The Superior Court erred in concluding that Edwards' actions were not constitutionally protected free speech. Because the speech was protected, it should not have resulted in any disciplinary action, including a reduction in salary. Because the speech was protected, and no discipline should have occurred, the due process arguments need not be addressed. Dugan does not have qualified immunity for his actions in violating Edwards' free speech rights. The Superior Court is reversed and the case is remanded for a determination of damages caused by the violation of Edwards' free speech rights and for assessment of attorney's fees.

MORGAN, A.C.J., and PEARSON, J. Pro Tem., concur.

NOTES

[1] The Department has not appealed that determination.

[2] Under 42 U.S.C. § 1988, pursuant to actions taken under § 1983, "the court, in its discretion, may allow the prevailing party, other than the United States, a reasonable attorney's fee as part of the costs." 42 U.S.C. § 1988.

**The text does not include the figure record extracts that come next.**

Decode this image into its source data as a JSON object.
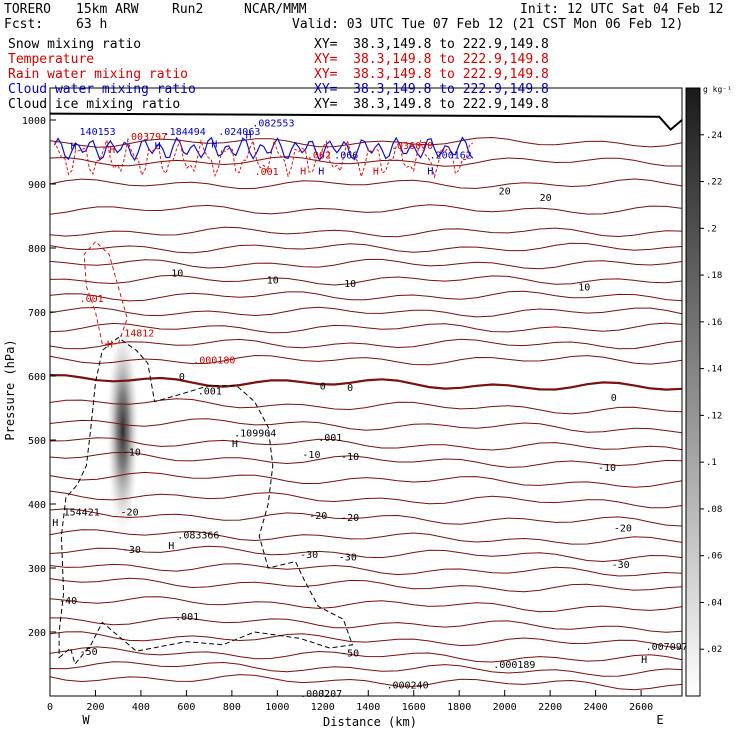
{
  "header": {
    "model": "TORERO",
    "res": "15km ARW",
    "run": "Run2",
    "org": "NCAR/MMM",
    "init": "Init: 12 UTC Sat 04 Feb 12",
    "fcst_label": "Fcst:",
    "fcst_value": "63 h",
    "valid": "Valid: 03 UTC Tue 07 Feb 12 (21 CST Mon 06 Feb 12)"
  },
  "fields": [
    {
      "name": "Snow mixing ratio",
      "color": "#000000",
      "xy": "XY=  38.3,149.8 to 222.9,149.8"
    },
    {
      "name": "Temperature",
      "color": "#d40000",
      "xy": "XY=  38.3,149.8 to 222.9,149.8"
    },
    {
      "name": "Rain water mixing ratio",
      "color": "#d40000",
      "xy": "XY=  38.3,149.8 to 222.9,149.8"
    },
    {
      "name": "Cloud water mixing ratio",
      "color": "#0000cc",
      "xy": "XY=  38.3,149.8 to 222.9,149.8"
    },
    {
      "name": "Cloud ice mixing ratio",
      "color": "#000000",
      "xy": "XY=  38.3,149.8 to 222.9,149.8"
    }
  ],
  "colors": {
    "temperature": "#7a1010",
    "rain": "#e01010",
    "cloud_water": "#1010d0",
    "snow": "#000000"
  },
  "chart_data": {
    "type": "cross-section",
    "xlabel": "Distance (km)",
    "ylabel": "Pressure (hPa)",
    "x_ticks": [
      0,
      200,
      400,
      600,
      800,
      1000,
      1200,
      1400,
      1600,
      1800,
      2000,
      2200,
      2400,
      2600
    ],
    "y_ticks": [
      200,
      300,
      400,
      500,
      600,
      700,
      800,
      900,
      1000
    ],
    "xlim": [
      0,
      2780
    ],
    "ylim": [
      1050,
      100
    ],
    "x_end_labels": [
      "W",
      "E"
    ],
    "colorbar": {
      "unit": "g kg⁻¹",
      "ticks": [
        ".02",
        ".04",
        ".06",
        ".08",
        ".1",
        ".12",
        ".14",
        ".16",
        ".18",
        ".2",
        ".22",
        ".24"
      ]
    },
    "isotherm_labels": [
      {
        "x": 170,
        "p": 170,
        "t": "-50"
      },
      {
        "x": 1320,
        "p": 168,
        "t": "-50"
      },
      {
        "x": 80,
        "p": 250,
        "t": "-40"
      },
      {
        "x": 360,
        "p": 330,
        "t": "-30"
      },
      {
        "x": 1140,
        "p": 322,
        "t": "-30"
      },
      {
        "x": 1310,
        "p": 318,
        "t": "-30"
      },
      {
        "x": 2510,
        "p": 306,
        "t": "-30"
      },
      {
        "x": 350,
        "p": 388,
        "t": "-20"
      },
      {
        "x": 1180,
        "p": 383,
        "t": "-20"
      },
      {
        "x": 1320,
        "p": 380,
        "t": "-20"
      },
      {
        "x": 2520,
        "p": 363,
        "t": "-20"
      },
      {
        "x": 360,
        "p": 482,
        "t": "-10"
      },
      {
        "x": 1150,
        "p": 478,
        "t": "-10"
      },
      {
        "x": 1320,
        "p": 475,
        "t": "-10"
      },
      {
        "x": 2450,
        "p": 458,
        "t": "-10"
      },
      {
        "x": 580,
        "p": 600,
        "t": "0"
      },
      {
        "x": 1200,
        "p": 585,
        "t": "0"
      },
      {
        "x": 1320,
        "p": 583,
        "t": "0"
      },
      {
        "x": 2480,
        "p": 567,
        "t": "0"
      },
      {
        "x": 560,
        "p": 762,
        "t": "10"
      },
      {
        "x": 980,
        "p": 751,
        "t": "10"
      },
      {
        "x": 1320,
        "p": 745,
        "t": "10"
      },
      {
        "x": 2350,
        "p": 740,
        "t": "10"
      },
      {
        "x": 2000,
        "p": 890,
        "t": "20"
      },
      {
        "x": 2180,
        "p": 880,
        "t": "20"
      }
    ],
    "extrema": [
      {
        "x": 1100,
        "p": 105,
        "t": ".000207",
        "c": "black"
      },
      {
        "x": 1480,
        "p": 118,
        "t": ".000240",
        "c": "black"
      },
      {
        "x": 1950,
        "p": 150,
        "t": ".000189",
        "c": "black"
      },
      {
        "x": 2600,
        "p": 158,
        "t": "H",
        "c": "black"
      },
      {
        "x": 2620,
        "p": 178,
        "t": ".007097",
        "c": "black"
      },
      {
        "x": 550,
        "p": 225,
        "t": ".001",
        "c": "black"
      },
      {
        "x": 520,
        "p": 336,
        "t": "H",
        "c": "black"
      },
      {
        "x": 560,
        "p": 352,
        "t": ".083366",
        "c": "black"
      },
      {
        "x": 10,
        "p": 372,
        "t": "H",
        "c": "black"
      },
      {
        "x": 60,
        "p": 388,
        "t": "154421",
        "c": "black"
      },
      {
        "x": 800,
        "p": 495,
        "t": "H",
        "c": "black"
      },
      {
        "x": 810,
        "p": 512,
        "t": ".109904",
        "c": "black"
      },
      {
        "x": 1180,
        "p": 505,
        "t": ".001",
        "c": "black"
      },
      {
        "x": 650,
        "p": 577,
        "t": ".001",
        "c": "black"
      },
      {
        "x": 630,
        "p": 626,
        "t": ".000180",
        "c": "red"
      },
      {
        "x": 250,
        "p": 651,
        "t": "H",
        "c": "red"
      },
      {
        "x": 300,
        "p": 668,
        "t": ".14812",
        "c": "red"
      },
      {
        "x": 130,
        "p": 722,
        "t": ".001",
        "c": "red"
      },
      {
        "x": 900,
        "p": 920,
        "t": ".001",
        "c": "red"
      },
      {
        "x": 1100,
        "p": 921,
        "t": "H",
        "c": "red"
      },
      {
        "x": 1180,
        "p": 921,
        "t": "H",
        "c": "blue"
      },
      {
        "x": 1420,
        "p": 921,
        "t": "H",
        "c": "red"
      },
      {
        "x": 1660,
        "p": 921,
        "t": "H",
        "c": "blue"
      },
      {
        "x": 1130,
        "p": 946,
        "t": ".062",
        "c": "red"
      },
      {
        "x": 1250,
        "p": 946,
        "t": ".066",
        "c": "blue"
      },
      {
        "x": 1670,
        "p": 946,
        "t": ".200162",
        "c": "blue"
      },
      {
        "x": 1500,
        "p": 961,
        "t": ".036070",
        "c": "red"
      },
      {
        "x": 260,
        "p": 955,
        "t": "H",
        "c": "red"
      },
      {
        "x": 330,
        "p": 975,
        "t": ".003797",
        "c": "red"
      },
      {
        "x": 90,
        "p": 960,
        "t": "H",
        "c": "blue"
      },
      {
        "x": 130,
        "p": 983,
        "t": "140153",
        "c": "blue"
      },
      {
        "x": 460,
        "p": 961,
        "t": "H",
        "c": "blue"
      },
      {
        "x": 500,
        "p": 983,
        "t": ".184494",
        "c": "blue"
      },
      {
        "x": 710,
        "p": 963,
        "t": "H",
        "c": "blue"
      },
      {
        "x": 740,
        "p": 983,
        "t": ".024063",
        "c": "blue"
      },
      {
        "x": 860,
        "p": 977,
        "t": "H",
        "c": "blue"
      },
      {
        "x": 890,
        "p": 996,
        "t": ".082553",
        "c": "blue"
      }
    ]
  }
}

[3] State courts are free to interpret their state constitution to afford more protection to an individual than is provided by the counterpart provision in the United States Constitution, if a different interpretation is necessary to protect the fundamental rights of Washington citizens. Alderwood Assocs. v. Washington Envtl. Coun., 96 Wash. 2d 230, 238, 635 P.2d 108 (1981). The protections provided to citizens by the first amendment to the United States Constitution for speech on matters of public concern, however, have been held to occupy the "`"highest rung of the hierarchy of First Amendment values,"'" and, therefore such speech is already afforded special protection. Connick, 461 U.S. at 145. It would seem, therefore, the balancing test used in Binkley v. Tacoma, supra, which is taken from federal First Amendment analysis, adequately protects a Washington State public employee's right to comment on matters of public interest.

[4] The Department attempts to label this as speech on a matter of purely private interest by pointing out that the Salmon Beach sewer project affects Edwards personally. However, the mere fact that speech regarding a matter of public interest is also of personal interest to the individual speaking out does not render the speech unprotected. See Connick v. Myers, supra; Mt. Healthy City Sch. Dist. Bd. of Educ.; Binkley v. Tacoma, supra.

[5] The Superior Court did grant the motion for summary judgment on the grounds of qualified immunity insofar as that motion involved dismissing Edwards' 42 U.S.C. § 1983 claims against the State and the Secretary of Transportation.